VMware Aria Operations RCE Flaw Added to CISA KEV Catalog
CISA confirms active exploitation of VMware Aria Operations CVE-2026-22719, a command injection flaw enabling unauthenticated RCE. Patch by March 24.
CISA has added a command injection vulnerability in VMware Aria Operations to the Known Exploited Vulnerabilities catalog after confirming active exploitation in the wild. Federal agencies must patch or mitigate CVE-2026-22719 by March 24, 2026.
The high-severity flaw (CVSS 8.1) allows unauthenticated attackers to execute arbitrary commands on vulnerable Aria Operations deployments during support-assisted product migration operations. Broadcom, which now owns VMware, acknowledged exploitation reports but stated they "cannot independently confirm their validity."
How the Attack Works
CVE-2026-22719 exploits Aria Operations' handling of product migration processes. An unauthenticated attacker can inject malicious commands into the migration workflow, and the system executes them without proper validation. Successful exploitation leads to remote code execution on the underlying virtual appliance.
The attack surface exists during "support-assisted product migration" - a process that organizations might assume carries lower risk because it's an administrative operation. But the vulnerability can be triggered remotely without credentials, making it exploitable whenever migration functions are accessible.
Affected Versions and Patches
Broadcom addressed CVE-2026-22719 alongside two related vulnerabilities:
| CVE | Type | Fixed Version |
|---|---|---|
| CVE-2026-22719 | Command Injection (RCE) | 8.18.6 / 9.0.2.0 |
| CVE-2026-22720 | Stored XSS | 8.18.6 / 9.0.2.0 |
| CVE-2026-22721 | Privilege Escalation | 8.18.6 / 9.0.2.0 |
Organizations running VMware Cloud Foundation or vSphere Foundation 9.x should update to version 9.0.2.0. Those on Aria Operations 8.x need version 8.18.6.
Workaround Available
For organizations unable to patch immediately, Broadcom provides a temporary workaround. Administrators can download and execute a shell script named "aria-ops-rce-workaround.sh" as root on each Aria Operations Virtual Appliance node.
This script blocks the vulnerable migration pathway without requiring a full software update, buying time for scheduled maintenance windows. However, it's a temporary measure - full patching remains the recommended remediation.

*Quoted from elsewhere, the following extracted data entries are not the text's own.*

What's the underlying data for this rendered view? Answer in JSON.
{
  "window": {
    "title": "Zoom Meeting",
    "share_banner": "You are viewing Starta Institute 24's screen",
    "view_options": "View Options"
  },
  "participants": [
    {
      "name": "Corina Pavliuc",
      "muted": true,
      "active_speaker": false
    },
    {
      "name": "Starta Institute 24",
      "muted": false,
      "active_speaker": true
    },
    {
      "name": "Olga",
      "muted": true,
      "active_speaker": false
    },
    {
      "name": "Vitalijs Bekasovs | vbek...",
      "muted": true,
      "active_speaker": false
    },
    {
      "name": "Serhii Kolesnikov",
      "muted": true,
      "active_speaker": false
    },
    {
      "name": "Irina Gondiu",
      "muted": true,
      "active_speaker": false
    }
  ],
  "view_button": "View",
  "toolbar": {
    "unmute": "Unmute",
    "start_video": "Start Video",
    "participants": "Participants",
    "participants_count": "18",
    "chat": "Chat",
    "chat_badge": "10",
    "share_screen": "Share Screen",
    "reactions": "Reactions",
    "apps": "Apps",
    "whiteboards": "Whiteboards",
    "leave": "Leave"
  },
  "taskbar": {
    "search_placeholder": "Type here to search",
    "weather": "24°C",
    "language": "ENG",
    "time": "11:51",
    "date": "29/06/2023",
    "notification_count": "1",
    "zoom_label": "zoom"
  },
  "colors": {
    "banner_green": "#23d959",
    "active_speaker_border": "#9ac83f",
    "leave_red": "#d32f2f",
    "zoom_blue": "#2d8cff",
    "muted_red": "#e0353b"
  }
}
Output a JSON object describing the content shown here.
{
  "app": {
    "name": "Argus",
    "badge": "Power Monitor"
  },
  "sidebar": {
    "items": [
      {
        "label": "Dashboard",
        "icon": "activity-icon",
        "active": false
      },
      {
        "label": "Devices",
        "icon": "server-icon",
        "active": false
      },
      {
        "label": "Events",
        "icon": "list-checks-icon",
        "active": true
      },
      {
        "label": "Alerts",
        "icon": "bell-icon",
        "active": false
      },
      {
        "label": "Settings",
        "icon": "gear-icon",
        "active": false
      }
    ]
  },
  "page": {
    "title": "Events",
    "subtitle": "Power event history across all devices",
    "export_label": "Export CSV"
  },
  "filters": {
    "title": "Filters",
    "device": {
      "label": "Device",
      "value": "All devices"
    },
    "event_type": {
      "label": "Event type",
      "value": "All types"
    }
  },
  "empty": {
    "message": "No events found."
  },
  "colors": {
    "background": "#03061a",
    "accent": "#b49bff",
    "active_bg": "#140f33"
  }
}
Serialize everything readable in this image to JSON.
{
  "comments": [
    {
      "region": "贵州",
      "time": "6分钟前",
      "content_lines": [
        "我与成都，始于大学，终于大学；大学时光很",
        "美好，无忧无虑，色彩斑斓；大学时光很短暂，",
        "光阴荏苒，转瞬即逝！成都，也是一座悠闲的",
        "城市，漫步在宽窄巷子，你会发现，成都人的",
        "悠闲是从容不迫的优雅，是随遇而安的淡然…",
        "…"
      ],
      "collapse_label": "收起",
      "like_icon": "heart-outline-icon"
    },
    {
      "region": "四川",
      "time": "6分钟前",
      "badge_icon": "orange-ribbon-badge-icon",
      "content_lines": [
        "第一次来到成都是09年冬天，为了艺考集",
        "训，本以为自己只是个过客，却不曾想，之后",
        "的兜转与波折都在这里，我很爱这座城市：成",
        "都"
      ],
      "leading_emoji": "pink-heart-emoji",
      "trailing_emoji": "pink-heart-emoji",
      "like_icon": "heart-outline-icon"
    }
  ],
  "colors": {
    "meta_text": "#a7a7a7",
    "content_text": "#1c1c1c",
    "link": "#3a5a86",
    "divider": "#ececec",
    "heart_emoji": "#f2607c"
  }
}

VMware's Troubled Security Record
Aria Operations (formerly vRealize Operations) manages monitoring and analytics across VMware environments. As infrastructure management tooling, it typically has broad visibility into virtualized workloads and configuration data - exactly the kind of privileged access attackers seek.
This follows a pattern of virtualization infrastructure being targeted for initial access. We've covered similar concerns with authentication bypass vulnerabilities in network appliances that threat actors exploit to establish footholds in enterprise environments.
The combination of privileged access and network reachability makes management platforms like Aria Operations attractive targets. Compromising these systems provides attackers visibility into the entire virtualized infrastructure and potentially credentials or configurations for broader access.
What to Do Now
Security teams managing VMware environments should prioritize this remediation:
- Inventory Aria Operations deployments - Identify all instances across production, development, and disaster recovery environments
- Apply patches or workaround - Deploy version 8.18.6 or 9.0.2.0, or immediately run the workaround script
- Restrict network access - Ensure Aria Operations interfaces aren't exposed to untrusted networks
- Monitor for exploitation - Review logs for anomalous activity related to migration processes
Federal agencies under BOD 22-01 face a March 24 deadline, but private sector organizations shouldn't wait. Active exploitation means threat actors are already scanning for vulnerable instances.
The Broader Context
VMware vulnerabilities routinely appear in CISA's KEV catalog because the platform's enterprise ubiquity makes it a high-value target. Attackers know that compromising virtualization infrastructure can provide access to dozens of workloads through a single exploitation.
Organizations dependent on VMware should implement defense-in-depth strategies that assume management interfaces may be compromised. Network segmentation, aggressive logging, and credential isolation help limit damage when - not if - the next VMware vulnerability emerges.